Abstract: We will discuss integral representations for the trace of Taylor remainders of operator functions corresponding to self-adjoint perturbations of self-adjoint operators, particularly of self-adjoint operators with resolvent belonging to Schatten-von Neumann ideal of compact operators S^n.
Monday, November 16
Speaker: Maxim Zinchenko
Title: Nonlinear Analogs of Paley–Wiener Theorem.
Abstract: In this talk I will review the classical Paley–Wiener Theorem and its nonlinear analogs appearing in the spectral theory of Jacobi and CMV operators.
Monday, November 23
Speaker: Stephen Lau
Title: On exact transparent boundary conditions for the wave equation.
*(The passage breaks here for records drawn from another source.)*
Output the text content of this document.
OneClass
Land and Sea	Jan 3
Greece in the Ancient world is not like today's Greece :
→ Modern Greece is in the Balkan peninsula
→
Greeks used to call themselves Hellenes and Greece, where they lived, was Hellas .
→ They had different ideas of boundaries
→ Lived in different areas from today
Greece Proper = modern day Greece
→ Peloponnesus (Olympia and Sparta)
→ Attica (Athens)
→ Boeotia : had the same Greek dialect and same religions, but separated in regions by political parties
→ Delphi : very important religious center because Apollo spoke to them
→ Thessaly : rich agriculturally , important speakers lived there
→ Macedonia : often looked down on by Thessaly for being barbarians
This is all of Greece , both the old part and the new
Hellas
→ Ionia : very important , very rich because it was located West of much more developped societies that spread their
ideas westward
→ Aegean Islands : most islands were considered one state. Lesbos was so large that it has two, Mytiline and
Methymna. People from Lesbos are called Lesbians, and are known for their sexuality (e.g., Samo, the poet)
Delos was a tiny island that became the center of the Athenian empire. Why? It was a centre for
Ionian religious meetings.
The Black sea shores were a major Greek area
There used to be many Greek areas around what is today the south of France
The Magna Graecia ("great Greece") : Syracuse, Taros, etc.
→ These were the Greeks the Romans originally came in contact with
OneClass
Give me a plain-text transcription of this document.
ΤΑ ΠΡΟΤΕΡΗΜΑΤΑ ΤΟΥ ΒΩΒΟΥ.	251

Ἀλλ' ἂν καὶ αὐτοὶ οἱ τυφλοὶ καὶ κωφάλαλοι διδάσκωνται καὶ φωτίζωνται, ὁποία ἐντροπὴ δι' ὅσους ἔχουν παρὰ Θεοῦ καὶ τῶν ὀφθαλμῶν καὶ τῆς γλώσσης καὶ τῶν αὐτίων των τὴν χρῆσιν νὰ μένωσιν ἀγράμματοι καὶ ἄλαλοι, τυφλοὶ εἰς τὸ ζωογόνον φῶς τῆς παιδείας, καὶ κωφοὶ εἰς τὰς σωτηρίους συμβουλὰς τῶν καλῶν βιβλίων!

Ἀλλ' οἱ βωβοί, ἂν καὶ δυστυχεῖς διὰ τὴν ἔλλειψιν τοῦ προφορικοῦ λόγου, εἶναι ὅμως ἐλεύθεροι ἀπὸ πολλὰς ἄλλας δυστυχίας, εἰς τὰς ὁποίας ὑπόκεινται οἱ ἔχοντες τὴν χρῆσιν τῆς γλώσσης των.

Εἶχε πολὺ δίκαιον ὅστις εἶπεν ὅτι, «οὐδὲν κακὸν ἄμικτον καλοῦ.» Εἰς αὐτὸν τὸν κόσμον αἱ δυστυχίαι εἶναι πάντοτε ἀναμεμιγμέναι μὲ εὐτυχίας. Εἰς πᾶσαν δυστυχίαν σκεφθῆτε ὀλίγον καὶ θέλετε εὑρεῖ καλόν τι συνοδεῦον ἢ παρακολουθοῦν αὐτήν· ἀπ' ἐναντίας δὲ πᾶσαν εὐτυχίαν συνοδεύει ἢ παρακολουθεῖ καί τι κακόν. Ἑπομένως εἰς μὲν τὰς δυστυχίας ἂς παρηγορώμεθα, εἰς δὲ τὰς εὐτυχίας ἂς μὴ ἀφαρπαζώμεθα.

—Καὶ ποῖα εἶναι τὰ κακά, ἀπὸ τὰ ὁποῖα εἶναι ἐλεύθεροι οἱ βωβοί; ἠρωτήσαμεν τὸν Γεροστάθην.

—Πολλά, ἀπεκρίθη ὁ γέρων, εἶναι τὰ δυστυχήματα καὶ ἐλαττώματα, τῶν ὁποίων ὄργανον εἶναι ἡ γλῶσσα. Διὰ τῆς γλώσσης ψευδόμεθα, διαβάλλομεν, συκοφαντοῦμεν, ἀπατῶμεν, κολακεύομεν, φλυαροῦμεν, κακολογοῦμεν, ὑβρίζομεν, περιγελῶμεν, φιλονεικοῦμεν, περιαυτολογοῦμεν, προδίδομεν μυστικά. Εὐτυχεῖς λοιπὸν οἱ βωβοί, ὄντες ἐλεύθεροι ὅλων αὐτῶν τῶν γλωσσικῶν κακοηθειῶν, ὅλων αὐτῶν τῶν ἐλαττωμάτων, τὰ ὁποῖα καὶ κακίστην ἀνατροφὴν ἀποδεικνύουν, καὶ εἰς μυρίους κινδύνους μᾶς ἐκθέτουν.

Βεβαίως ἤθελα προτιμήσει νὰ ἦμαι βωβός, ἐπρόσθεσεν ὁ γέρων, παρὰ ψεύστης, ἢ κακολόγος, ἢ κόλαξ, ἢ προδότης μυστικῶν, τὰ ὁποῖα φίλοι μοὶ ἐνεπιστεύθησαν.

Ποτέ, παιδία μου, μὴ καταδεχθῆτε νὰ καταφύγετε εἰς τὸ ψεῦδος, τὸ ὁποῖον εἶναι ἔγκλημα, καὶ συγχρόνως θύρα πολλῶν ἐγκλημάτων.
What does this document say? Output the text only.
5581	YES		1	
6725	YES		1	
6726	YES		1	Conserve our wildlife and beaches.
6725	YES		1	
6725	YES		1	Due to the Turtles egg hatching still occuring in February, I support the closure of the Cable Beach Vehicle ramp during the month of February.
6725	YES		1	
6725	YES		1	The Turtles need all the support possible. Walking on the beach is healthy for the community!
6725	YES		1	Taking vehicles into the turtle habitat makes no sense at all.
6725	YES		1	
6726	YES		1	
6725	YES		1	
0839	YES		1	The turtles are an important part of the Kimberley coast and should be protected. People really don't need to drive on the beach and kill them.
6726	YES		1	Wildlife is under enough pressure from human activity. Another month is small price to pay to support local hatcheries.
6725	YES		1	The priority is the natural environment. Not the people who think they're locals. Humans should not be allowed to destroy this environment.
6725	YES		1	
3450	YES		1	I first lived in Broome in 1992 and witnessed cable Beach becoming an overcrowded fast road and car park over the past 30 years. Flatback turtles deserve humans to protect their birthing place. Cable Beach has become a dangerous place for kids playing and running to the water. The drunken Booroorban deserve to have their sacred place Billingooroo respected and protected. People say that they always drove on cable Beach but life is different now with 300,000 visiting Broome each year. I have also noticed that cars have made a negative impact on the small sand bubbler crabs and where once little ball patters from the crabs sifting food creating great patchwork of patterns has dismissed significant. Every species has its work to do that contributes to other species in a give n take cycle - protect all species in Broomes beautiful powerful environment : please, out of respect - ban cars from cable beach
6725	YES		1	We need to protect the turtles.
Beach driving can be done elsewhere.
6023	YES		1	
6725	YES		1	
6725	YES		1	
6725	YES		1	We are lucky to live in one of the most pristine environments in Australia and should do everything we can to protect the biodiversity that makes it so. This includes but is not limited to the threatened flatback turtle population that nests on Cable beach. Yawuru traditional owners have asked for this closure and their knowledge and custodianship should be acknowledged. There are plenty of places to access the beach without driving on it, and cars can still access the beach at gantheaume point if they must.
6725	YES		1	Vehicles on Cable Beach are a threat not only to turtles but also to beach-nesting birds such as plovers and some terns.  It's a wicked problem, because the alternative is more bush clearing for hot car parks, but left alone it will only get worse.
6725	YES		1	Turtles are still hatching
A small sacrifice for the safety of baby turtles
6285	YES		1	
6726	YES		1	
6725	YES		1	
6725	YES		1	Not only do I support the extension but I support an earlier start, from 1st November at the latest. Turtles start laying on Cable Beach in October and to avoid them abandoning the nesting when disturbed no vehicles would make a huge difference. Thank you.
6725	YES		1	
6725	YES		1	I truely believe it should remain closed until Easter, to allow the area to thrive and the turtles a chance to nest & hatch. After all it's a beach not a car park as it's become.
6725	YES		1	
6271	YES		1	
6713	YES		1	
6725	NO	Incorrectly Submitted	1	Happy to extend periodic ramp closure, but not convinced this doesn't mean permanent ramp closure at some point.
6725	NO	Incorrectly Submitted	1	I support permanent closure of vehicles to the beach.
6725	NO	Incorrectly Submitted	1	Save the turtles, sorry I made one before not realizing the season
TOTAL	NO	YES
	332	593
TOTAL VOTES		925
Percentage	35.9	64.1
Abstract: Consider the Cauchy problem for the ordinary (3+1) wave equation. Reduction of the spatial domain to a half-space involves an exact transparent boundary condition enforced on a planar boundary. This boundary condition is most easily formulated in terms of the tangential-Fourier and time-Laplace transform of the solution. Using the Schwartz theory of distributions, we examine two other formulations: (i) the nonlocal spacetime form and (ii) its 3-dimensional (tangential/time) Fourier transform. The spacetime form features a convolution between two tempered distributions. This is joint work with Jim Ellison and Klaus Heinemann.